How Firebombs Differ From Thermobaric Weapons
Firebombs are sometimes confused with thermobaric weapons, commonly called fuel-air explosives or vacuum bombs. The distinction is important. A firebomb is designed to set fires and cause burn injuries. A thermobaric weapon is designed to maximize blast pressure and shockwaves. Thermobaric munitions disperse an aerosolized fuel cloud and then detonate it, creating a massive pressure wave that crushes structures and causes injuries through overpressure rather than fire. While the detonation of a thermobaric weapon does produce intense heat, the primary damage mechanism is pressure, not flame. Under international law, thermobaric weapons are not classified as incendiary weapons for this reason.
International Legal Restrictions
The use of firebombs in warfare is governed by Protocol III of the 1980 Convention on Certain Conventional Weapons (CCW). The protocol defines an incendiary weapon as any weapon primarily designed to set fire to objects or cause burn injuries through flame, heat, or both, produced by a chemical reaction. This covers flamethrowers, incendiary grenades, rockets, shells, bombs, and mines containing incendiary substances.
Protocol III prohibits using incendiary weapons against concentrations of civilians, whether in cities, towns, refugee camps, or any other gathering. It also restricts their use against military targets located within civilian areas. The protocol does not, however, ban incendiary weapons entirely. They remain legal when used against purely military objectives away from civilian populations. Several major military powers, including the United States, have ratified the convention but with reservations that limit its scope.
The protocol explicitly excludes weapons that have only incidental incendiary effects. Tracer rounds, illumination flares, smoke munitions, and combined-effect weapons like armor-piercing shells that happen to produce heat are not considered incendiary weapons under the treaty, even though they can start fires.
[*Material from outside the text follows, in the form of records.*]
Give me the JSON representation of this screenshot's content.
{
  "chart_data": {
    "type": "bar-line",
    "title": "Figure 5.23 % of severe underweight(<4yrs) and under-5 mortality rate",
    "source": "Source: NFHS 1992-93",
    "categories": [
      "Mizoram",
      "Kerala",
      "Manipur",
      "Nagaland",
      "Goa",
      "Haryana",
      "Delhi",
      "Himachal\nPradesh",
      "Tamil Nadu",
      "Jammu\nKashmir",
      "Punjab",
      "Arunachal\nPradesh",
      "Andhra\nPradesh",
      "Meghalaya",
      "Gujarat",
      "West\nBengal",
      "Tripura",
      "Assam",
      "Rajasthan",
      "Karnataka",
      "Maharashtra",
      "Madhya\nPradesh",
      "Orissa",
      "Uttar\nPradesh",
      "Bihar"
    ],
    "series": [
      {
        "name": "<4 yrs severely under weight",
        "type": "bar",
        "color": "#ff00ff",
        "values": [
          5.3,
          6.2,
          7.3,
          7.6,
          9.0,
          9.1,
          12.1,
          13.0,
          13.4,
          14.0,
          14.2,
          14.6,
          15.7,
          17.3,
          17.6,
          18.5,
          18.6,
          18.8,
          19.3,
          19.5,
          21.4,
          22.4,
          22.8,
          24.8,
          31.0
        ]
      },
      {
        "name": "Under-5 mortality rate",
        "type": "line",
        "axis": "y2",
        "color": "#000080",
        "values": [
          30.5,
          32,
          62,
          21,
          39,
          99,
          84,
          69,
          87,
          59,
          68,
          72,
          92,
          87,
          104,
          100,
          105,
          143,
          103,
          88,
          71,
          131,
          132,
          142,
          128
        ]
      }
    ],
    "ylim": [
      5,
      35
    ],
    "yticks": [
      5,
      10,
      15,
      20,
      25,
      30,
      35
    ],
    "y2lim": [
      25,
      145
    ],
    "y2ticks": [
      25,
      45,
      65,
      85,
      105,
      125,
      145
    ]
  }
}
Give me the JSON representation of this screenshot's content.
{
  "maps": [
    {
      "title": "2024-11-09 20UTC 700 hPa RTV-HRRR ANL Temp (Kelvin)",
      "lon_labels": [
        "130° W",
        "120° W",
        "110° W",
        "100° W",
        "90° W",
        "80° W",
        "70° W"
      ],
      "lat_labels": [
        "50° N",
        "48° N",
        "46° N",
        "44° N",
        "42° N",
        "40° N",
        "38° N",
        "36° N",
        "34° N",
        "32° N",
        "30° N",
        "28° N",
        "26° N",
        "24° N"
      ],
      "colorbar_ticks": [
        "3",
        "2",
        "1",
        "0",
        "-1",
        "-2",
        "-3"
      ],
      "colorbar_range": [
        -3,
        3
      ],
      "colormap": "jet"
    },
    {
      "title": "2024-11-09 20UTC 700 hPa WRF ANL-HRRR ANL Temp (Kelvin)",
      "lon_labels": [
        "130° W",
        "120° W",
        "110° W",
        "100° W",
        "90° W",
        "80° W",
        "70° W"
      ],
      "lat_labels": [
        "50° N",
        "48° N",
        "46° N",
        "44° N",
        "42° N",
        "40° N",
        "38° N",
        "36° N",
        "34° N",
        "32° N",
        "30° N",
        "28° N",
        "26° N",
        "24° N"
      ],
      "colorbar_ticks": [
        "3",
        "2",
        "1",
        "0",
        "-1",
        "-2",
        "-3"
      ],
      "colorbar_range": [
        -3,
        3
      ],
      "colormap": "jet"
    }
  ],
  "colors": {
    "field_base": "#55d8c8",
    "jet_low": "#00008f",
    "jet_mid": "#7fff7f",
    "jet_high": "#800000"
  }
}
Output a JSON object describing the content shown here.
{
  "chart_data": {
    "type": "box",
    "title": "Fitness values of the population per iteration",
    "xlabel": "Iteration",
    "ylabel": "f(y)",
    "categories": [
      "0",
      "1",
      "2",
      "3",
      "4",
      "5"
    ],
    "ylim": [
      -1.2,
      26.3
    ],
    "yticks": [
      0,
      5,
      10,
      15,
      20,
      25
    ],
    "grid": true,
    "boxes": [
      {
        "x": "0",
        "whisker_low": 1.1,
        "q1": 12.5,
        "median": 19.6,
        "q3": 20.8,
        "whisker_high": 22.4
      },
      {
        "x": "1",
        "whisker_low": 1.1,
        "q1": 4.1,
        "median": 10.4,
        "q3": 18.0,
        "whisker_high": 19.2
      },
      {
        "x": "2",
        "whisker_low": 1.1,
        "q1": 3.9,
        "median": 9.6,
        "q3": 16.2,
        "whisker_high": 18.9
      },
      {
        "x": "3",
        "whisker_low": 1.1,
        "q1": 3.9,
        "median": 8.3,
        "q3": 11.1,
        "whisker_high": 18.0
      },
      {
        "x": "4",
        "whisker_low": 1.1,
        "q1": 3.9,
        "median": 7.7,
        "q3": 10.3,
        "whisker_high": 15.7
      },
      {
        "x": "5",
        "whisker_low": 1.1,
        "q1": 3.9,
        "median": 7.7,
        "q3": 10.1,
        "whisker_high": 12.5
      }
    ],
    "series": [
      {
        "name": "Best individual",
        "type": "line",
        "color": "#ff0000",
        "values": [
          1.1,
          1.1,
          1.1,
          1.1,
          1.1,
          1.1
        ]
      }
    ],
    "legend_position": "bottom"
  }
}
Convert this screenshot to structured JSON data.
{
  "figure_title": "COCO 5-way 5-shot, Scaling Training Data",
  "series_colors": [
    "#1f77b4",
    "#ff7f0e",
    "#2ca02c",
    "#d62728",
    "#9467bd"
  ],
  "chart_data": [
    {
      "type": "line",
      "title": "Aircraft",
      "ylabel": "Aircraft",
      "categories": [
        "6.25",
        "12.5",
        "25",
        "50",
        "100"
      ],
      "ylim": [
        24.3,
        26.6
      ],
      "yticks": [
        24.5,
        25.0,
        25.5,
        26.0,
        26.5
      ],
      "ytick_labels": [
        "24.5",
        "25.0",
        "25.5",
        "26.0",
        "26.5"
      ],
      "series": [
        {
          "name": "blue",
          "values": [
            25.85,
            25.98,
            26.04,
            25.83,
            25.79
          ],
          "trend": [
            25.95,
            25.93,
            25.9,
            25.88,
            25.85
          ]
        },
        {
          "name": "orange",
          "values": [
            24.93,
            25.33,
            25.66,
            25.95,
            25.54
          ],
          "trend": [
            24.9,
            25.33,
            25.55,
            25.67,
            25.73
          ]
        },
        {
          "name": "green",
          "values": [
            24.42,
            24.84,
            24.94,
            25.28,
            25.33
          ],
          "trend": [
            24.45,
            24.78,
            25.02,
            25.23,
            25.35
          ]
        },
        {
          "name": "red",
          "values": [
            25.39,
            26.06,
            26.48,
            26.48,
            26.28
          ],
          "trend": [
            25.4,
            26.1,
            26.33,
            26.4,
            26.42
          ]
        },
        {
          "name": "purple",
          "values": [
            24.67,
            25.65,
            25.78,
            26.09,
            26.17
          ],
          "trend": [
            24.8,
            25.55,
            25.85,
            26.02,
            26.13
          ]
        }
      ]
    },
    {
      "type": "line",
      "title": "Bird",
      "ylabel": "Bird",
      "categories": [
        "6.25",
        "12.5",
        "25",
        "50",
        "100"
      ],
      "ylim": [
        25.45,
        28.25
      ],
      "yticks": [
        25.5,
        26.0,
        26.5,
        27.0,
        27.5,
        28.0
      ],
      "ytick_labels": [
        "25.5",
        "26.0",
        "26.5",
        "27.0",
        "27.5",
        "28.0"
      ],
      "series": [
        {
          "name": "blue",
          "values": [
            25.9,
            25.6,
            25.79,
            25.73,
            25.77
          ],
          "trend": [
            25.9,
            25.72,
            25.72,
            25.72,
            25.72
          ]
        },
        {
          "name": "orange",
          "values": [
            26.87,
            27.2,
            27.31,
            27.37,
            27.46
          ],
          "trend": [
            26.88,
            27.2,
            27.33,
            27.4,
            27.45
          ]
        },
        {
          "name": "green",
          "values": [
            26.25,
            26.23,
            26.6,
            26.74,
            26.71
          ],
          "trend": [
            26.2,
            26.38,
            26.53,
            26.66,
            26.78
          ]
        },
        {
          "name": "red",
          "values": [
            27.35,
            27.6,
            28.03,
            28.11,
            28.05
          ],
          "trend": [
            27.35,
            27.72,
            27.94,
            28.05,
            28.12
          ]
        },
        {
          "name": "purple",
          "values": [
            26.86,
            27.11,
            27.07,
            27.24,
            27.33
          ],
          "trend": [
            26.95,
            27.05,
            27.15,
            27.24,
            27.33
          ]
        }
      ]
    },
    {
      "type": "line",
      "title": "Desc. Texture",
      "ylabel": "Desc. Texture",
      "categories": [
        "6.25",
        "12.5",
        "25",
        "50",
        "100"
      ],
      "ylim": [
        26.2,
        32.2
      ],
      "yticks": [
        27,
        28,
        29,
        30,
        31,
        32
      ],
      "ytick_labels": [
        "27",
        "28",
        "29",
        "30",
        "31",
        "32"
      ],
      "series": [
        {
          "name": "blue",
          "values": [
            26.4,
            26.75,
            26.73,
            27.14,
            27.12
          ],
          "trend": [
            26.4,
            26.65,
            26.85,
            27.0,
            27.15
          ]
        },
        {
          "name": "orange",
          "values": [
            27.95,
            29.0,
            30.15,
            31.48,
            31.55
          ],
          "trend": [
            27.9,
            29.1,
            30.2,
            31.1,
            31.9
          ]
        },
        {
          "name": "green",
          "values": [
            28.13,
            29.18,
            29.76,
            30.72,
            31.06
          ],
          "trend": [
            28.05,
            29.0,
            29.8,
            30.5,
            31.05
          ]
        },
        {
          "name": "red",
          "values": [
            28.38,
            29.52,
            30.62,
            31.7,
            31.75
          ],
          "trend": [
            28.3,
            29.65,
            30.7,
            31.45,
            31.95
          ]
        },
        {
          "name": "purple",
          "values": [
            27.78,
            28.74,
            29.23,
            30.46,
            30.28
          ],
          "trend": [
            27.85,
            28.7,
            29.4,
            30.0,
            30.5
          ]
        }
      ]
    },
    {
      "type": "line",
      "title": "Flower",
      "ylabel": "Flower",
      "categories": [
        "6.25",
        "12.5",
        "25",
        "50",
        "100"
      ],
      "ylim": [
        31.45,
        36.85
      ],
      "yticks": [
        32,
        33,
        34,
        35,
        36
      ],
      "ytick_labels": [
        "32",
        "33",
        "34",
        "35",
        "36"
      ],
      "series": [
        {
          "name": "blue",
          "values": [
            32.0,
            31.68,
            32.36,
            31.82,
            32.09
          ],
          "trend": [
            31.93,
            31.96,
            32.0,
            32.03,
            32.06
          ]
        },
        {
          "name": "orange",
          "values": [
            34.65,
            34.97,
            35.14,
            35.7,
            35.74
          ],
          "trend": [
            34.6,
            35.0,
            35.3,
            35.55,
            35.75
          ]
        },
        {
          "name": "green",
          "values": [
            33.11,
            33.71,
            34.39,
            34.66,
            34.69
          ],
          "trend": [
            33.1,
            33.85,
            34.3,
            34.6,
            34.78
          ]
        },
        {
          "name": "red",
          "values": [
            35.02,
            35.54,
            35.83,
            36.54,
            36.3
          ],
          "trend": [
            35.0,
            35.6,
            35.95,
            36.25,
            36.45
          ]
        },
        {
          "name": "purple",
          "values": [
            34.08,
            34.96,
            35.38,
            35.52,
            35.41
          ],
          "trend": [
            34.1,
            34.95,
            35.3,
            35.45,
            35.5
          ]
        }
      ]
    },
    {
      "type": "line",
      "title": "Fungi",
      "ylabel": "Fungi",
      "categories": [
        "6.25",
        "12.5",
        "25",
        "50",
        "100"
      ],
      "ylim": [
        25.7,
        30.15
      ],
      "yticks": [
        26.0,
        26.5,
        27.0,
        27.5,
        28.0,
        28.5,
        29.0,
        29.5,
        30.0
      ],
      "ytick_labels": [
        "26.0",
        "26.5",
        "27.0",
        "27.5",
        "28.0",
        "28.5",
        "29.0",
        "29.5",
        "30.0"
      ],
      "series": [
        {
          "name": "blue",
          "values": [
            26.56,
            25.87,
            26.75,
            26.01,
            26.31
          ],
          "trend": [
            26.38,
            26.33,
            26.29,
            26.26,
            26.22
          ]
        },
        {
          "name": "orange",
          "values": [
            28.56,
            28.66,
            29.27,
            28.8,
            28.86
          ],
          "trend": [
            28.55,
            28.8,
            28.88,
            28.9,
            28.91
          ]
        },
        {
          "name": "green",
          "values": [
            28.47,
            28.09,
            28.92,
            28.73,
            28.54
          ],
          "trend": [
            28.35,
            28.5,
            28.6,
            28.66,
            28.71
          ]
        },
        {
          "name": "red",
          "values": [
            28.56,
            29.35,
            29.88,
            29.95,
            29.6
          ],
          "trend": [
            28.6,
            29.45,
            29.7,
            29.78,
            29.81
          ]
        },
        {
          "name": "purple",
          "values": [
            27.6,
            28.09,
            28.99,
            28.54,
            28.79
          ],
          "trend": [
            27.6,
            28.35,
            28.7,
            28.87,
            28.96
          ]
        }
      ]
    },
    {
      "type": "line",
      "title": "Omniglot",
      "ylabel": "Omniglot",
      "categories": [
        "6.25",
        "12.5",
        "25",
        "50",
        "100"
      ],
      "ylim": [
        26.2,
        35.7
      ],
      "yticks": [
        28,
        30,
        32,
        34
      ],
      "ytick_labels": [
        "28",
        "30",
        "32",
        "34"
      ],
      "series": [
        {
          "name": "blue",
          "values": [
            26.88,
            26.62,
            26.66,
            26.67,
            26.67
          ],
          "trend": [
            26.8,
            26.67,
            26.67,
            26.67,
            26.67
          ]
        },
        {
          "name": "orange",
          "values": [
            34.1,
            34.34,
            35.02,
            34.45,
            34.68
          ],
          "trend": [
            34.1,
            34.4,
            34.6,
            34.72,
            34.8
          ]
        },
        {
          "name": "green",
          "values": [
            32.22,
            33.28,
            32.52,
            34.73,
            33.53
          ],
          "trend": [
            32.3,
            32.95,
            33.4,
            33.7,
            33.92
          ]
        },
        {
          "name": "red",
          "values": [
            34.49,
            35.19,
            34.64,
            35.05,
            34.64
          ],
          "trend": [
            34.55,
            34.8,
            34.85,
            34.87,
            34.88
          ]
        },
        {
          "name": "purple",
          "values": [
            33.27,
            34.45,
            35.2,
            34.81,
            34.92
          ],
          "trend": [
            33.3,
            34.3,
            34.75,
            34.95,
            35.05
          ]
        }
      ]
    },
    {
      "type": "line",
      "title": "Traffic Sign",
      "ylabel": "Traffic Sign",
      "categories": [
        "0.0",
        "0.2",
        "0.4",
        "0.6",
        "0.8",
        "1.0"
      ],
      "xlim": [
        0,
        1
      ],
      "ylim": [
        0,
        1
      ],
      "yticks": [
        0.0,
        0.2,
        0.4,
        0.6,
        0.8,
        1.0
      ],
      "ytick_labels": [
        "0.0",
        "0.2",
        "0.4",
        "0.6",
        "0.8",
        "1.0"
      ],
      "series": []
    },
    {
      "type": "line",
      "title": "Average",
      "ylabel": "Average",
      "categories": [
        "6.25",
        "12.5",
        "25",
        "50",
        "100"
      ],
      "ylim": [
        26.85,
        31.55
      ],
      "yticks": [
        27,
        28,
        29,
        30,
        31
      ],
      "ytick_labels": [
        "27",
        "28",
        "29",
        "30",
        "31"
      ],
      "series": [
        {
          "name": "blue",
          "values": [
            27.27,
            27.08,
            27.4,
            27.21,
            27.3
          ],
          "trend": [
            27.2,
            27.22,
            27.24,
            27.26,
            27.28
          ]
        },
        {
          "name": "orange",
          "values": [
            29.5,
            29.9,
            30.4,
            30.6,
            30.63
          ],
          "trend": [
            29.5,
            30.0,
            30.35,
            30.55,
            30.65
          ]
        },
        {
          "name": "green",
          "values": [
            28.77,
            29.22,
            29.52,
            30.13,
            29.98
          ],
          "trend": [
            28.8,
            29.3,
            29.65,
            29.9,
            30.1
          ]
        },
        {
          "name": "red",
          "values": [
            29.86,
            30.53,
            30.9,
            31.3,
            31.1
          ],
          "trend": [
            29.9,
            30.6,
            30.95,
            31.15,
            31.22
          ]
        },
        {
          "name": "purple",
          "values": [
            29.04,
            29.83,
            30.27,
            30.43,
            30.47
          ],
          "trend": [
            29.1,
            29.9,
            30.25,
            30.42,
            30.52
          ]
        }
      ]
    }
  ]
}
Why Firebomb Fires Are Hard to Suppress
Fires started by incendiary agents behave differently from ordinary fires and often resist standard firefighting methods. Water can actually make certain chemical fires worse. Metallic agents like magnesium and sodium react violently with water, intensifying the blaze. White phosphorus reignites as soon as it dries, even after being submerged. These fires fall into Class D on the fire classification system used by the National Fire Protection Association, requiring specialized dry powder extinguishing agents rather than water or foam.
Gel-based incendiaries like napalm resist suppression because the fuel clings to surfaces and burns at temperatures high enough to reignite surrounding materials repeatedly. In structural fires caused by incendiary attack, the spread follows a predictable pattern: flames radiate heat to nearby surfaces, directly impinge on adjacent structures, and launch burning embers that start new fires at a distance. Once a building fire breaks through windows or the roof, wind takes over and accelerates the spread. In densely built areas, this chain reaction can quickly escalate beyond any capacity to control it.